Successfully processed 2 files; Failed processing 0 files
As you can see, ICACLS says that both an empty DACL and a NULL DACL mean “everyone, full control”. Here’s what Explorer properties says about them each:
So, ICACLS disagrees with Explorer, and they both disagree with Jesper.
Although Jesper’s the most reliable source I know, he was of course talking about Beta software that was not yet tied down, so it’s entirely possible that what was true in the Beta version of Vista last June (or was planned to be true by release time) got changed before the product could actually make it to market.

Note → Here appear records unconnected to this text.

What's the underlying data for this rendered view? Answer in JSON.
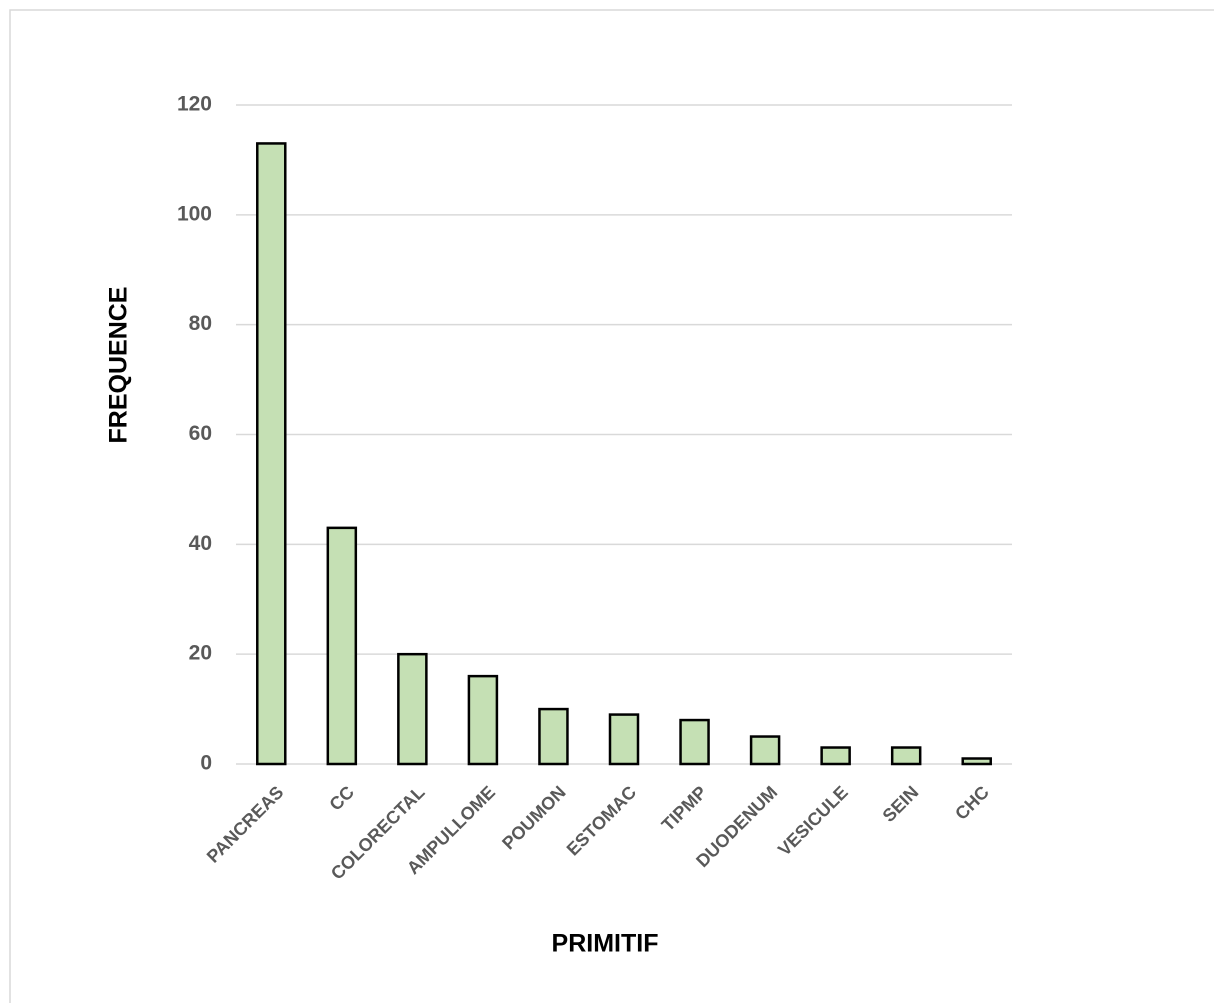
{
  "chart_data": {
    "type": "bar",
    "x_label": "PRIMITIF",
    "y_label": "FREQUENCE",
    "categories": [
      "PANCREAS",
      "CC",
      "COLORECTAL",
      "AMPULLOME",
      "POUMON",
      "ESTOMAC",
      "TIPMP",
      "DUODENUM",
      "VESICULE",
      "SEIN",
      "CHC"
    ],
    "values": [
      113,
      43,
      20,
      16,
      10,
      9,
      8,
      5,
      3,
      3,
      1
    ],
    "color": "#c5e0b4",
    "ylim": [
      0,
      120
    ],
    "yticks": [
      0,
      20,
      40,
      60,
      80,
      100,
      120
    ],
    "grid": true
  }
}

The best thing to do, then, is to test.
Sure enough, I can write to the NULL DACL file from any account, and I can’t write to the empty DACL file from any account – including the owner of the file.
So, Explorer’s right, this time around. NULL DACL means “full access to anyone, including the guest”, and an empty DACL means “no access to anyone, including the owner”.
I discussed this with Jesper, who noted that he was passing on statements from other team members about functional changes that obviously didn’t make it in to the final cut for Vista – whether for time reasons, or because the changes were ruled inappropriate (maybe backwards compatibility got in the way?).
This demonstrates that you absolutely need to not only understand the documentation for the behaviour of various DACL settings, but that you also need to test, test, and test again on all the platforms you support.
Null DACLS, then, are still a phenomenally bad idea, and you just plain shouldn’t use SetNamedSecurityInfo if you don’t know what you’re doing!